Discovering the Transcendent

Solemnity of Our Lady of Mount Carmel

Saturday, a week ago, a Colloquium organised by the Dawson Centre for Cultural Studies was held. It was the eighth such colloquium. We had some seventy people not only from Tasmania, but Queensland, NSW and Victoria in attendance. It was a very successful day with nine papers presented.

The topic was: “Wokery, a Wake-up call for the West”. It proved not a little provocative and the colloquium experienced being cancelled from its original venue.

I delivered a paper which was entitled, “The Way of Beauty”. I began my paper by commenting on the rapid cultural shift that is occurring before our eyes.

I believe that the foundational issue facing Western civilisation is a loss of faith in a transcendent God.

In the history of humanity, cultures and the moral structures that underpin them have found their stability in a reference point beyond themselves.

They have some form of transcendent foundation. Whether it be the pagan gods of Greece or Rome, or the “noble truths” proposed by Buddhism, or the articulation of Christian virtue inspired by Sacred Scripture, societies have fashioned moral imperatives based in some form of transcendent order.

The moral structures have, in their turn, defined the cultures and have been a point of social cohesion. However, Western societies, whose foundation has been based in Christianity, have now entered a stage of abandoning such a reference point.

Replacing the Christian worldview there is now an emphasis on individual moral perceptions alone. Having largely abandoned the Christian vision of human life, society now tends to be directed by popular social movements, which are based more in emotion than reason and evidence.

Such causes have become of paramount importance in our society and are so compelling to the social elites that they are forcibly imposed. They tend to shift and change as society becomes caught up with new issues.

Once God is removed from the life of individuals they lose a point of reference for their lives. Western civilisation has entered upon a serious crisis and unless there is a revitalisation of faith I fear our civilisation will collapse.

However, the light has not yet gone out. As many historians have commented, it was communities of prayer and Christian life – the monks – who kept the Christian faith alive during the dark ages.

I believe that the Church of our time will be able to survive the growing darkness because there are communities of prayer and Christian life that will preserve the faith in its purity and power.

In the first reading today we see Elijah, a holy man, a man of prayer, a man attentive to God, who is alone on the mountain. The mountain, of course, is Mount Carmel.

He is the first to discern that the crippling drought is about to be broken. It is the man, the solitary, dwelling on the mountain. It is the man focussed on God and God’s intention who is in tune with God, who recognises what God is doing.

In the Church we need the prophet who dwells on the mountain. Such is the role of Carmelite communities, here and in so many other locations across the world. Small communities, yes. Hidden communities, yes. But communities whose whole existence is centred on being attentive to God.

If I may return to last Saturday. Lest you may wonder why I spoke about beauty, allow me to briefly explain. I referred to the Catholic understanding of the three Transcendentals – Truth, Goodness and Beauty.
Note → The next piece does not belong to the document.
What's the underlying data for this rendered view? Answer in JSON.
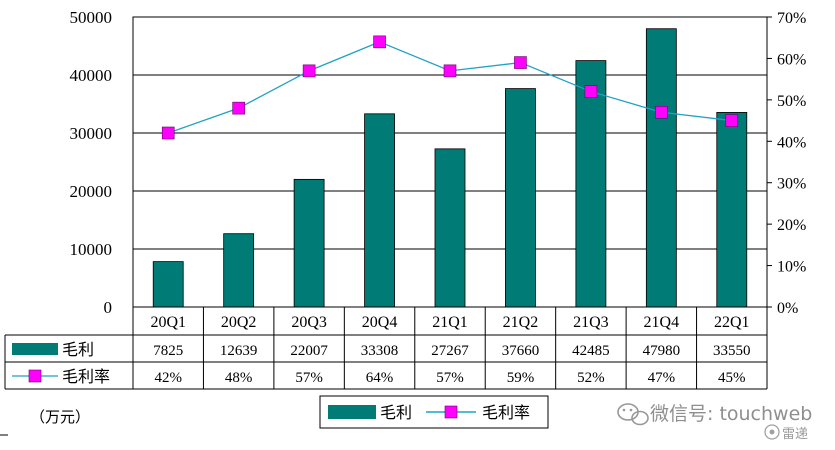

My thesis was that contemporary society has moved to a point where there is a rejection of truth as an objective reality.

Furthermore, it dismisses the pursuit of goodness as a goal for human life. But in beauty there remains possibilities.

I argued that when we encounter beauty we are drawn towards that which is beautiful but taken further towards the source of this beauty. We are taken beyond ourselves. This is what opens us up to the reality of the divine. Beauty simply is the radiance of the God.

I referenced Pope Benedict and the many times when he spoke of the attraction of beauty, especially the beauty of the liturgy.

He commented, “a sacred image can express much more than what can be said in words, and be an extremely effective and dynamic way of communicating the Gospel message.”

Listening to a Bach Cantata, or gazing at an icon, or walking through a medieval cathedral, we are transported to another place.

When we experience the great works of the Christian tradition that place is the place of faith. Somehow in this moment we are in touch with the divine.

A person coming to this convent, entering this chapel, listening to the chanting of the psalms, could find themselves drawn to discover the divine.

In the bleak world of today places of silence and prayer, of simple and yet reverent expression of the liturgical life of the Church, are places that can touch and convert the soul.

Simply being here, and being who you are as contemplatives, you are a source of grace for those jaded by the world and sensing that there has to be something more.

Being here on the mountain overlooking Launceston, you are a way in which people can discover the transcendent.